J. F. : Je ne crois pas. Ou plutôt si, mais c’est un fait : tout le monde se trouve tout le temps au bord de la mort. Donc dans une sorte de relation avec l’au-delà. Ça fait partie de la condition humaine. Naturellement, les façons de l’exprimer diffèrent, mais toutes se fondent sur cette universelle condition humaine. Il ne s’agit pas de dire comment nous dirigeons notre vie, mais par quoi et comment elle est dirigée. C’est difficile à comprendre, à expliquer. La sociologie, l’économie, la psychologie peuvent aider à analyser, mais c’est au théâtre, lieu du concret et de l’imaginaire, que les dynamiques de base deviennent plus compréhensibles.

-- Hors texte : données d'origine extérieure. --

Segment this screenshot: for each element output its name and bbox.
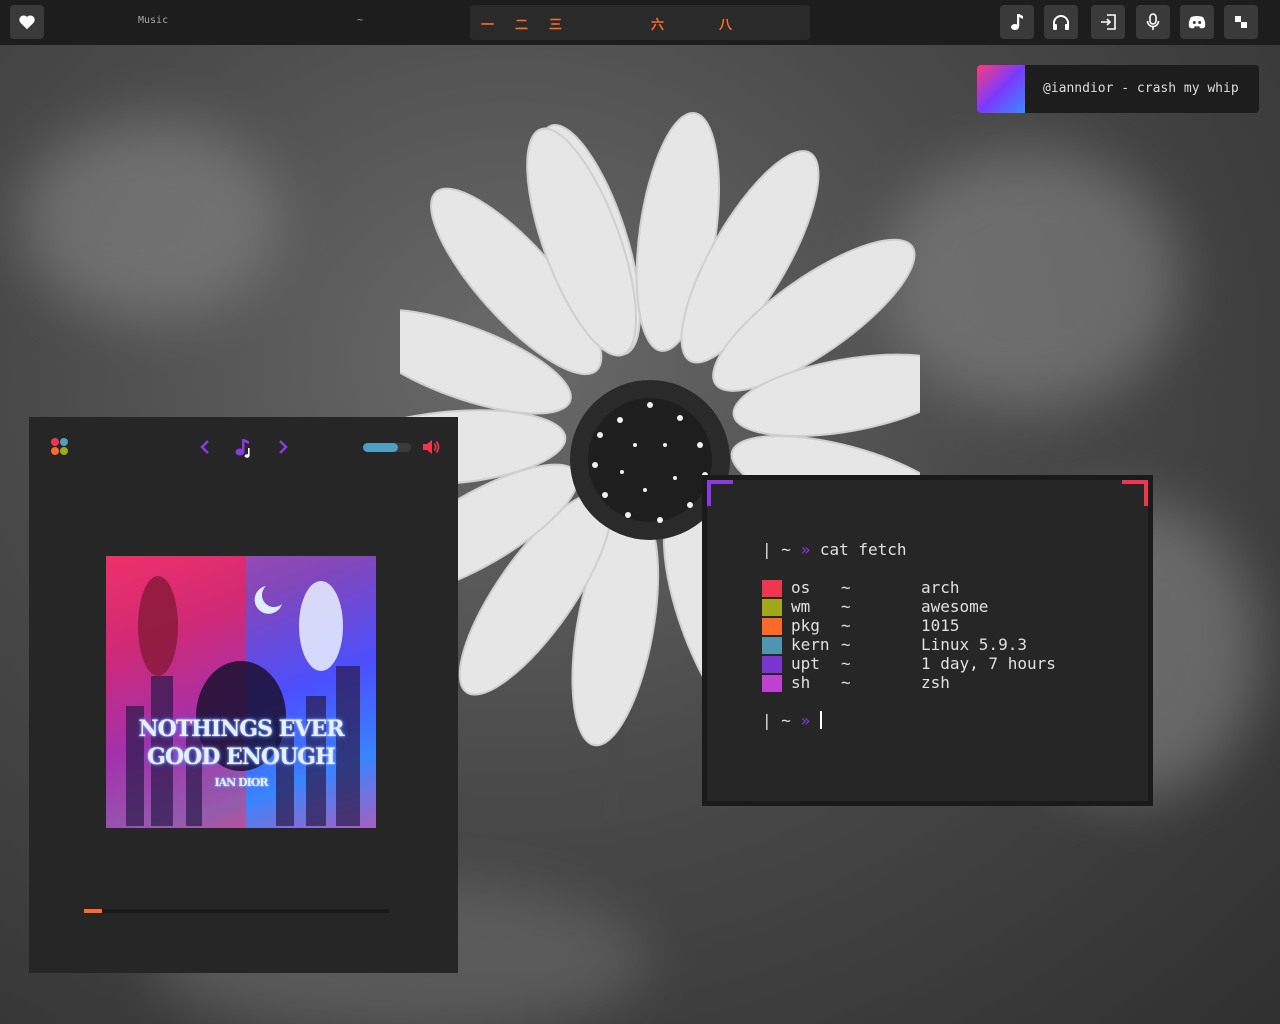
- fetch-sep: ~: [841, 654, 851, 673]
- tag-6[interactable]: 六: [651, 14, 664, 33]
- fetch-value: Linux 5.9.3: [921, 635, 1027, 654]
- fetch-key: os: [791, 578, 811, 597]
- track-progress-bar[interactable]: [84, 909, 390, 913]
- fetch-sep: ~: [841, 597, 851, 616]
- fetch-sep: ~: [841, 616, 851, 635]
- terminal-corner-right: [1122, 480, 1148, 506]
- fetch-value: arch: [921, 578, 960, 597]
- album-title-line2: GOOD ENOUGH: [147, 744, 336, 770]
- text-cursor: [819, 711, 822, 729]
- volume-slider-fill: [363, 443, 398, 452]
- app-dots-icon: [51, 438, 71, 458]
- track-progress-fill: [84, 909, 103, 913]
- login-button[interactable]: [1091, 5, 1125, 39]
- tag-1[interactable]: 一: [481, 14, 494, 33]
- prompt-arrow: »: [800, 540, 811, 559]
- discord-icon: [1188, 16, 1206, 29]
- album-artist: IAN DIOR: [214, 776, 269, 789]
- next-track-icon[interactable]: [277, 437, 289, 457]
- music-label: Music: [138, 15, 169, 26]
- fetch-key: wm: [791, 597, 811, 616]
- prompt-pipe: |: [762, 711, 772, 730]
- play-music-icon[interactable]: [233, 437, 255, 459]
- album-title-line1: NOTHINGS EVER: [138, 716, 344, 742]
- layout-icon: [1235, 16, 1247, 28]
- fetch-key: kern: [791, 635, 830, 654]
- album-art: NOTHINGS EVER GOOD ENOUGH IAN DIOR: [106, 556, 376, 828]
- fetch-value: 1015: [921, 616, 960, 635]
- music-player: NOTHINGS EVER GOOD ENOUGH IAN DIOR: [29, 417, 458, 973]
- prompt-tilde: ~: [781, 711, 791, 730]
- fetch-key: pkg: [791, 616, 820, 635]
- color-swatch-kern: [762, 637, 782, 654]
- tag-3[interactable]: 三: [549, 14, 562, 33]
- color-swatch-pkg: [762, 618, 782, 635]
- terminal-corner-left: [707, 480, 733, 506]
- prompt-pipe: |: [762, 540, 772, 559]
- fetch-sep: ~: [841, 635, 851, 654]
- notification-text: @ianndior - crash my whip: [1043, 81, 1239, 96]
- tilde-label: ~: [357, 15, 364, 26]
- notification-album-art: [977, 65, 1025, 113]
- volume-icon[interactable]: [422, 438, 440, 456]
- color-swatch-os: [762, 580, 782, 597]
- login-icon: [1101, 14, 1116, 30]
- previous-track-icon[interactable]: [199, 437, 211, 457]
- workspace-tags: 一 二 三 六 八: [470, 5, 810, 40]
- fetch-sep: ~: [841, 673, 851, 692]
- headphones-icon: [1053, 15, 1069, 30]
- discord-button[interactable]: [1180, 5, 1214, 39]
- fetch-value: awesome: [921, 597, 989, 616]
- now-playing-notification[interactable]: @ianndior - crash my whip: [977, 65, 1259, 113]
- color-swatch-upt: [762, 656, 782, 673]
- prompt-line[interactable]: | ~ »: [762, 711, 822, 730]
- heart-icon: [19, 15, 35, 30]
- top-bar: Music ~ 一 二 三 六 八: [0, 0, 1280, 45]
- volume-slider[interactable]: [363, 443, 411, 452]
- command-line: | ~ » cat fetch: [762, 540, 907, 559]
- fetch-value: zsh: [921, 673, 950, 692]
- tag-8[interactable]: 八: [719, 14, 732, 33]
- microphone-button[interactable]: [1136, 5, 1170, 39]
- terminal-body: | ~ » cat fetch os ~ arch wm ~ awesome p…: [707, 480, 1148, 801]
- layout-button[interactable]: [1224, 5, 1258, 39]
- color-swatch-wm: [762, 599, 782, 616]
- fetch-sep: ~: [841, 578, 851, 597]
- fetch-key: upt: [791, 654, 820, 673]
- music-button[interactable]: [1000, 5, 1034, 39]
- fetch-value: 1 day, 7 hours: [921, 654, 1056, 673]
- color-swatch-sh: [762, 675, 782, 692]
- heart-button[interactable]: [10, 5, 44, 39]
- terminal-window[interactable]: | ~ » cat fetch os ~ arch wm ~ awesome p…: [702, 475, 1153, 806]
- music-note-icon: [1011, 14, 1023, 30]
- fetch-key: sh: [791, 673, 811, 692]
- prompt-tilde: ~: [781, 540, 791, 559]
- prompt-arrow: »: [800, 711, 811, 730]
- microphone-icon: [1146, 13, 1160, 30]
- command-text: cat fetch: [819, 540, 907, 559]
- tag-2[interactable]: 二: [515, 14, 528, 33]
- headphones-button[interactable]: [1044, 5, 1078, 39]
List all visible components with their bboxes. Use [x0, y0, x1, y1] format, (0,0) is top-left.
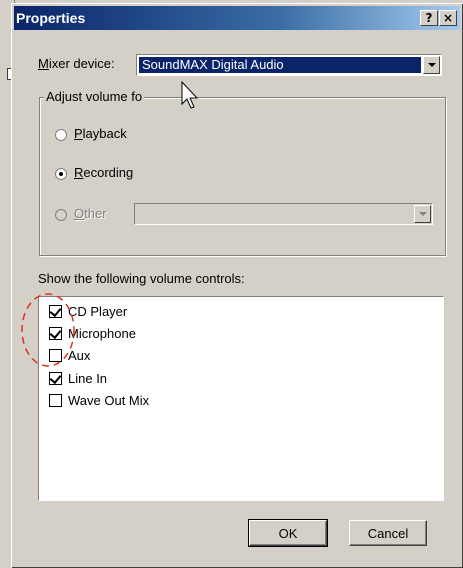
annotation-circle [21, 293, 75, 367]
annotation-overlay [21, 80, 199, 367]
mouse-cursor-icon [181, 80, 199, 109]
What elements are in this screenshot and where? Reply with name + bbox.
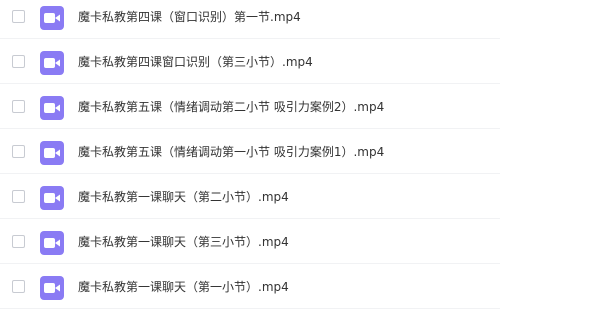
row-checkbox[interactable] [12, 190, 25, 203]
file-list: 魔卡私教第四课（窗口识别）第一节.mp4 魔卡私教第四课窗口识别（第三小节）.m… [0, 0, 600, 316]
file-row[interactable]: 魔卡私教第一课聊天（第三小节）.mp4 [0, 220, 500, 264]
video-file-icon [40, 141, 64, 165]
row-checkbox[interactable] [12, 235, 25, 248]
row-checkbox[interactable] [12, 100, 25, 113]
file-name[interactable]: 魔卡私教第五课（情绪调动第二小节 吸引力案例2）.mp4 [78, 99, 384, 115]
file-row[interactable]: 魔卡私教第五课（情绪调动第二小节 吸引力案例2）.mp4 [0, 85, 500, 129]
file-row[interactable]: 魔卡私教第四课窗口识别（第三小节）.mp4 [0, 40, 500, 84]
video-file-icon [40, 51, 64, 75]
file-row[interactable]: 魔卡私教第五课（情绪调动第一小节 吸引力案例1）.mp4 [0, 130, 500, 174]
file-name[interactable]: 魔卡私教第四课窗口识别（第三小节）.mp4 [78, 54, 313, 70]
video-file-icon [40, 96, 64, 120]
file-name[interactable]: 魔卡私教第一课聊天（第一小节）.mp4 [78, 279, 289, 295]
video-file-icon [40, 231, 64, 255]
row-checkbox[interactable] [12, 280, 25, 293]
file-name[interactable]: 魔卡私教第五课（情绪调动第一小节 吸引力案例1）.mp4 [78, 144, 384, 160]
video-file-icon [40, 276, 64, 300]
file-name[interactable]: 魔卡私教第四课（窗口识别）第一节.mp4 [78, 9, 301, 25]
file-row[interactable]: 魔卡私教第一课聊天（第二小节）.mp4 [0, 175, 500, 219]
row-checkbox[interactable] [12, 145, 25, 158]
file-name[interactable]: 魔卡私教第一课聊天（第三小节）.mp4 [78, 234, 289, 250]
row-checkbox[interactable] [12, 10, 25, 23]
video-file-icon [40, 186, 64, 210]
file-name[interactable]: 魔卡私教第一课聊天（第二小节）.mp4 [78, 189, 289, 205]
video-file-icon [40, 6, 64, 30]
file-row[interactable]: 魔卡私教第四课（窗口识别）第一节.mp4 [0, 0, 500, 39]
file-row[interactable]: 魔卡私教第一课聊天（第一小节）.mp4 [0, 265, 500, 309]
row-checkbox[interactable] [12, 55, 25, 68]
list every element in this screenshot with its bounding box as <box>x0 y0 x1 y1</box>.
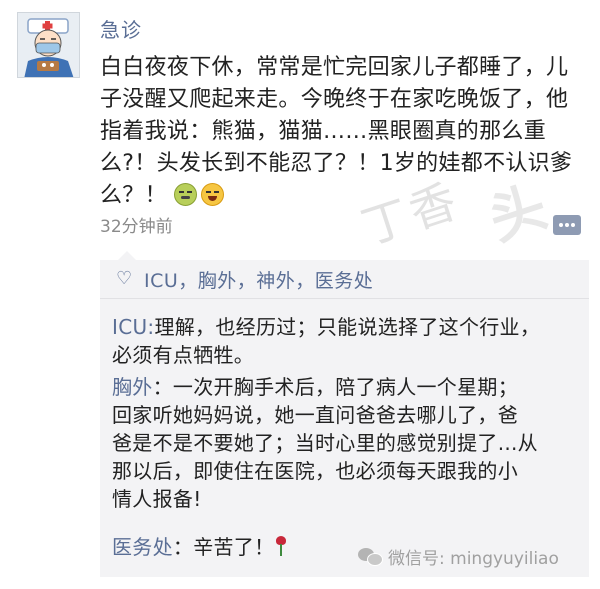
comment-body: 回家听她妈妈说，她一直问爸爸去哪儿了，爸 <box>112 403 518 427</box>
comment-body: 必须有点牺牲。 <box>112 343 255 367</box>
wechat-icon <box>358 548 383 566</box>
wechat-id: 微信号: mingyuyiliao <box>388 549 559 569</box>
comment-author[interactable]: 医务处 <box>112 535 173 559</box>
heart-icon: ♡ <box>116 268 133 289</box>
comment-body: 那以后，即使住在医院，也必须每天跟我的小 <box>112 459 518 483</box>
likes-section: ♡ ICU，胸外，神外，医务处 <box>100 251 589 299</box>
likes-list[interactable]: ICU，胸外，神外，医务处 <box>144 266 373 293</box>
wechat-watermark: 微信号: mingyuyiliao <box>358 544 559 569</box>
angry-face-icon <box>174 183 198 206</box>
comment-line: ICU:理解，也经历过；只能说选择了这个行业， <box>112 313 582 341</box>
comment-body: 理解，也经历过；只能说选择了这个行业， <box>154 315 541 339</box>
post-text-line: 么？！ <box>100 183 167 208</box>
doctor-avatar-icon <box>18 13 79 77</box>
comments-section: ICU:理解，也经历过；只能说选择了这个行业， 必须有点牺牲。 胸外：一次开胸手… <box>100 299 589 577</box>
comment-item[interactable]: ICU:理解，也经历过；只能说选择了这个行业， 必须有点牺牲。 <box>112 313 582 369</box>
comment-line: 胸外：一次开胸手术后，陪了病人一个星期； <box>112 373 582 401</box>
comment-author[interactable]: 胸外 <box>112 375 153 399</box>
comment-body: ：辛苦了！ <box>172 535 275 559</box>
laughing-face-icon <box>201 183 225 206</box>
comment-item[interactable]: 胸外：一次开胸手术后，陪了病人一个星期； 回家听她妈妈说，她一直问爸爸去哪儿了，… <box>112 373 582 513</box>
comment-body: 爸是不是不要她了；当时心里的感觉别提了...从 <box>112 431 538 455</box>
moments-post: 急诊 白白夜夜下休，常常是忙完回家儿子都睡了，儿 子没醒又爬起来走。今晚终于在家… <box>0 0 600 589</box>
post-author[interactable]: 急诊 <box>100 14 142 43</box>
post-timestamp: 32分钟前 <box>100 217 173 237</box>
avatar[interactable] <box>17 12 80 78</box>
post-text-line: 白白夜夜下休，常常是忙完回家儿子都睡了，儿 <box>100 55 569 80</box>
comment-body: ：一次开胸手术后，陪了病人一个星期； <box>152 375 519 399</box>
comment-author[interactable]: ICU: <box>112 315 154 339</box>
comment-body: 情人报备! <box>112 487 202 511</box>
rose-icon <box>274 535 288 557</box>
post-text-line: 指着我说：熊猫，猫猫……黑眼圈真的那么重 <box>100 119 547 144</box>
post-text-line: 子没醒又爬起来走。今晚终于在家吃晚饭了，他 <box>100 87 569 112</box>
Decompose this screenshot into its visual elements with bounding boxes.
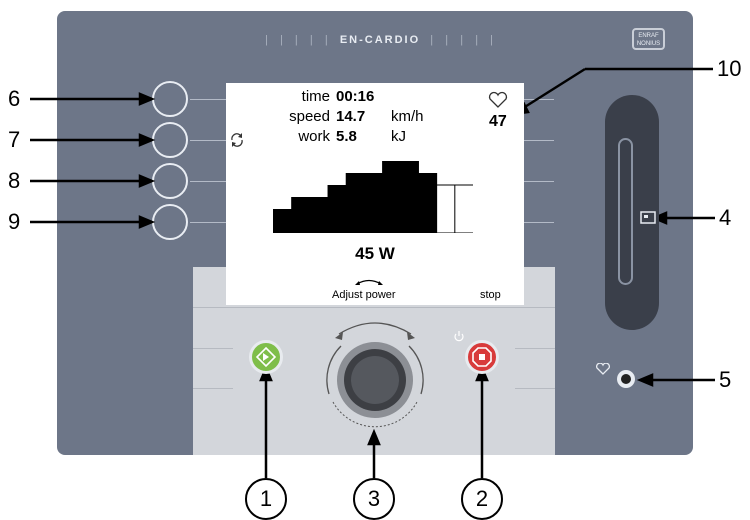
reading-row-speed: speed 14.7 km/h <box>289 108 424 125</box>
profile-bar <box>273 209 292 233</box>
adjust-arc-icon <box>355 279 383 285</box>
reading-row-time: time 00:16 <box>301 88 375 105</box>
adjust-power-label: Adjust power <box>332 289 396 301</box>
start-button[interactable] <box>249 340 283 374</box>
refresh-icon <box>231 133 243 147</box>
hr-sensor-jack[interactable] <box>617 370 635 388</box>
callout-3: 3 <box>353 478 395 520</box>
profile-bar <box>345 173 365 233</box>
card-slot-opening <box>618 138 633 285</box>
power-value: 45 W <box>355 244 395 263</box>
profile-bar <box>309 197 329 233</box>
profile-bar <box>454 184 473 233</box>
profile-bar <box>327 185 347 233</box>
stop-label: stop <box>480 289 501 301</box>
stop-button[interactable] <box>465 340 499 374</box>
card-icon <box>640 211 656 224</box>
jack-hole <box>621 374 631 384</box>
profile-bar <box>436 184 456 233</box>
heart-icon <box>488 91 508 108</box>
profile-bar <box>400 161 419 233</box>
display-screen: time 00:16 speed 14.7 km/h work 5.8 kJ 47 45 … <box>226 83 524 305</box>
callout-4: 4 <box>719 205 732 230</box>
reading-row-work: work 5.8 kJ <box>298 128 406 145</box>
profile-bar <box>363 173 383 233</box>
start-icon <box>255 346 277 368</box>
callout-10: 10 <box>717 56 742 81</box>
power-icon <box>454 331 464 342</box>
profile-bar <box>382 161 401 233</box>
callout-5: 5 <box>719 367 732 392</box>
profile-bar <box>291 197 310 233</box>
profile-bar <box>418 173 438 233</box>
callout-2: 2 <box>461 478 503 520</box>
heart-icon <box>596 363 610 375</box>
callout-1: 1 <box>245 478 287 520</box>
heart-rate-value: 47 <box>489 113 507 130</box>
rotary-knob[interactable] <box>315 320 435 440</box>
stop-icon <box>472 347 492 367</box>
readings: time 00:16 speed 14.7 km/h work 5.8 kJ <box>270 87 441 147</box>
workload-profile <box>273 161 473 233</box>
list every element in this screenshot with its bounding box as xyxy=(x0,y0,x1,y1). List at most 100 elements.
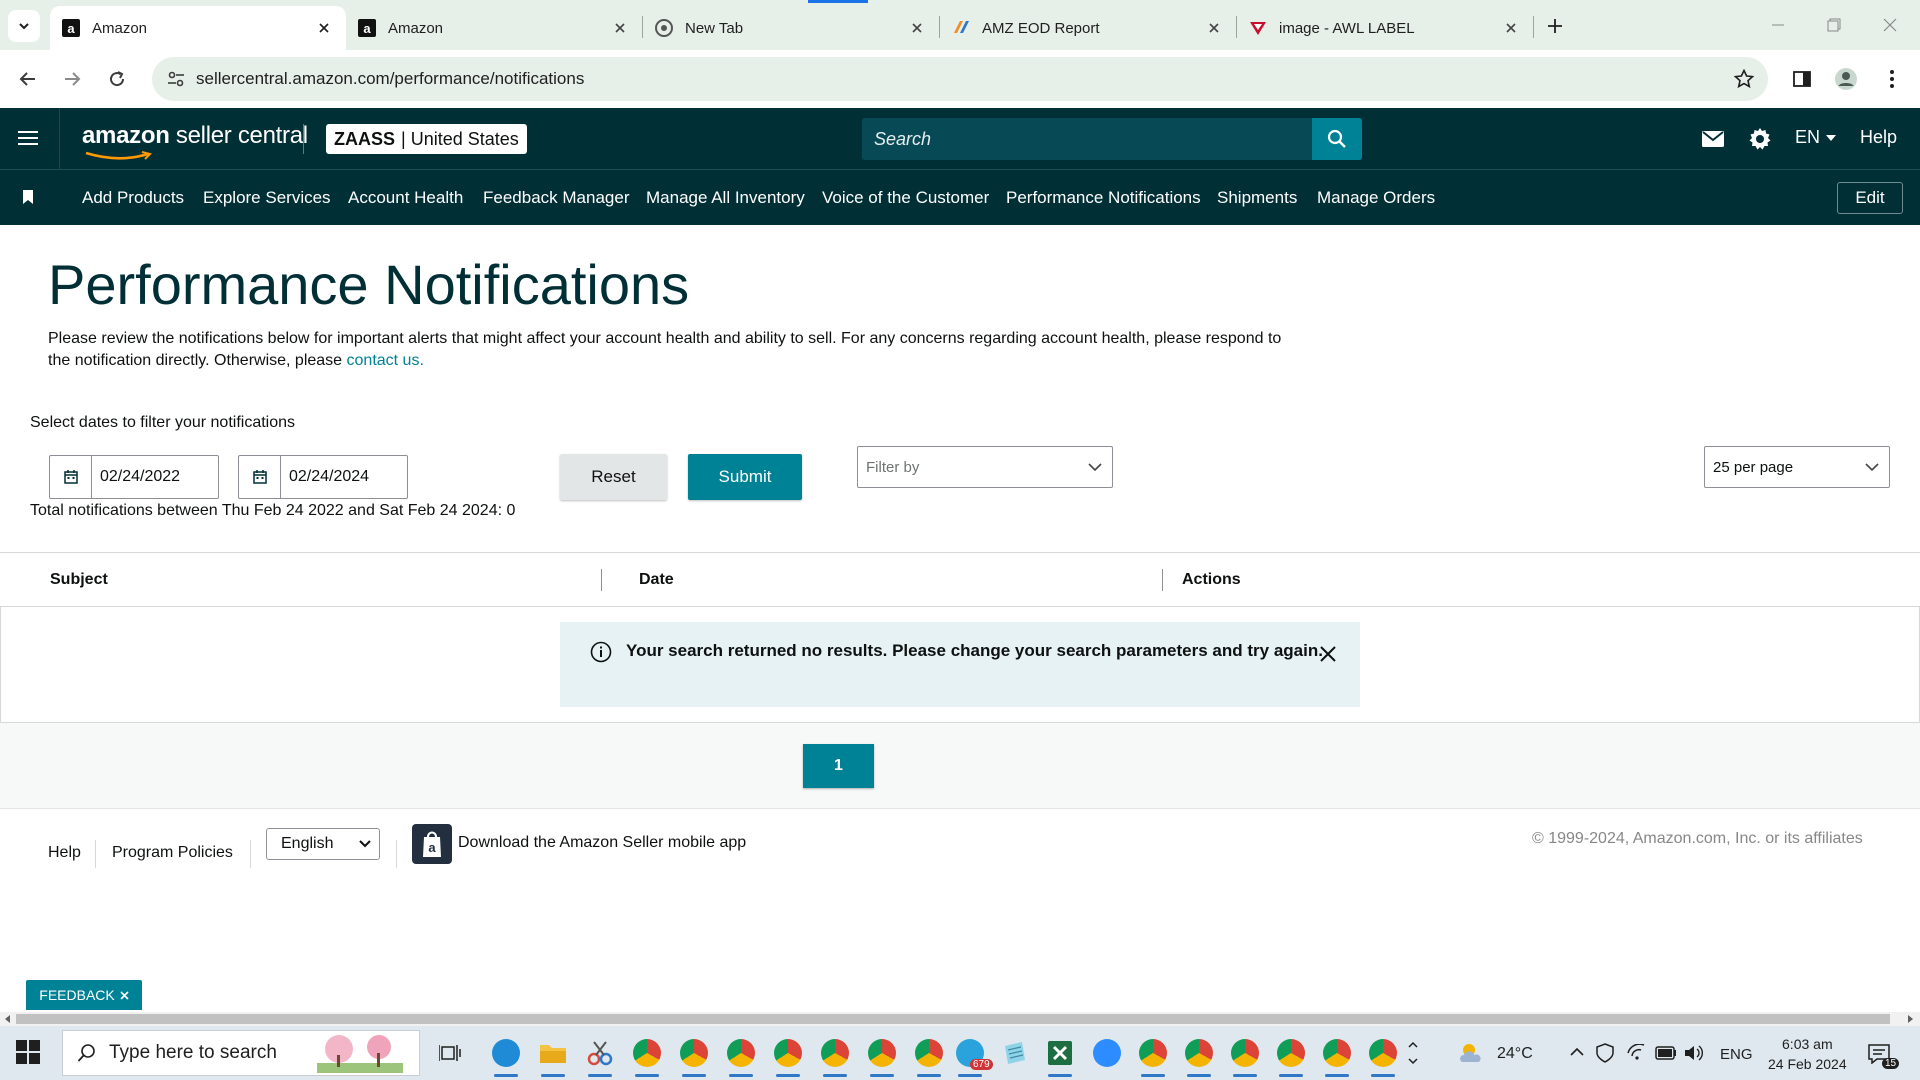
settings-button[interactable] xyxy=(1747,126,1773,152)
tab-search-button[interactable] xyxy=(8,10,40,42)
messages-button[interactable] xyxy=(1700,126,1726,152)
wifi-icon[interactable] xyxy=(1627,1044,1645,1062)
column-header-date[interactable]: Date xyxy=(639,571,674,589)
contact-us-link[interactable]: contact us. xyxy=(347,352,424,369)
bookmark-star-icon[interactable] xyxy=(1734,69,1754,89)
scrollbar-thumb[interactable] xyxy=(16,1014,1890,1024)
chrome-profile-icon[interactable] xyxy=(1365,1035,1401,1077)
windows-start-icon[interactable] xyxy=(16,1040,40,1064)
snipping-tool-icon[interactable] xyxy=(582,1035,618,1077)
chrome-profile-icon[interactable] xyxy=(676,1035,712,1077)
weather-icon[interactable] xyxy=(1456,1035,1490,1071)
end-date-input[interactable] xyxy=(281,457,401,497)
chrome-profile-icon[interactable] xyxy=(1273,1035,1309,1077)
browser-tab-amazon[interactable]: a Amazon xyxy=(346,6,642,50)
chrome-profile-icon[interactable] xyxy=(864,1035,900,1077)
edge-icon[interactable] xyxy=(488,1035,524,1077)
taskbar-overflow-chevrons[interactable] xyxy=(1404,1035,1422,1071)
address-bar[interactable]: sellercentral.amazon.com/performance/not… xyxy=(152,57,1768,101)
back-button[interactable] xyxy=(12,63,44,95)
close-icon[interactable] xyxy=(120,990,129,1000)
start-date-input[interactable] xyxy=(92,457,212,497)
help-link[interactable]: Help xyxy=(1860,127,1897,148)
task-view-icon[interactable] xyxy=(432,1035,468,1071)
language-selector[interactable]: EN xyxy=(1795,127,1837,148)
footer-language-select[interactable]: English xyxy=(266,828,380,860)
nav-shipments[interactable]: Shipments xyxy=(1217,188,1297,208)
close-window-button[interactable] xyxy=(1870,10,1910,40)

Quand vous parlez de solitude, d’absence, d’incertitudes, est-ce que c’est lié à la Norvège ?


J. F. : Tout ce que j’écris est fondamentalement influencé par mes expériences, même si ce n’est jamais exactement ce que j’ai vécu, et elles sont évidemment liées au paysage dans lequel j’ai grandi. Le petit village près du fjord, la côte, l’océan, une maison là, et l’autre très loin. Les magnifiques couleurs d’automne. Le sombre du ciel, la pluie. La lumière dans les fenêtres! Et puis, mon écriture est gouvernée par ma langue. La nouvelle langue norvégienne. Toute langue, je crois, excelle à exprimer des thèmes singuliers. La mienne, en quelque sorte, me force à écrire comme j’écris.


Votre traducteur en France, Terje Sinding parle de rythmes, de musicalité. Reconnaissez-vous vos textes lorsqu’ils sont joués en d’autres langues que le norvégien ?


J. F. : Oui, en tout cas en français parce que je le comprends un peu. Cela dit, il m’est arrivé d’assister à une lecture en tchèque, à Prague. Je ne comprenais pas un seul mot, mais grâce à la forme musicale, au rythme, j’avais presque l’impression de pouvoir toucher la pièce! de la sentir dans ma main.


Vous n’intervenez pas dans la mise en scène ?


J. F. : Jamais. Je veux écrire sans l’intervention de quiconque, je traite les autres comme j’entends être moi-même traité. Mais si on me pose des questions, j’essaie d’y répondre. Il n’y a pas de secrets... Et puis, par chance, mes pièces se montent beaucoup, un peu partout, avec des gens très différents. Si je devais m’en mêler, je ne saurais plus qui je suis... J’abandonne mon écriture aux metteurs en scène. C’est, à mon avis, la seule manière rationnelle de procéder.


C’est affaire de confiance, d’indifférence, ou par goût du risque ?


J. F. : Peut-être un mélange du tout. Sans confiance vis-àvis de quelqu’un, tout au moins de quelque chose, rien n’est possible. Ni théâtre ni littérature. Ni aucun art. Et puis, évidemment, j’ai le goût du risque. Comme ceux qui montent mes pièces et les jouent. C’est le théâtre qui l’exige. La seule chose dont je sois totalement responsable, c’est la pièce publiée en norvégien. Quand on en arrive au stade de la production, ici et là, la responsabilité se partage entre bien des gens. Pourtant quand ça marche, je suis un bon auteur, quand ça rate, un auteur mauvais. En résumé : entre tout ça doit s’établir un équilibre.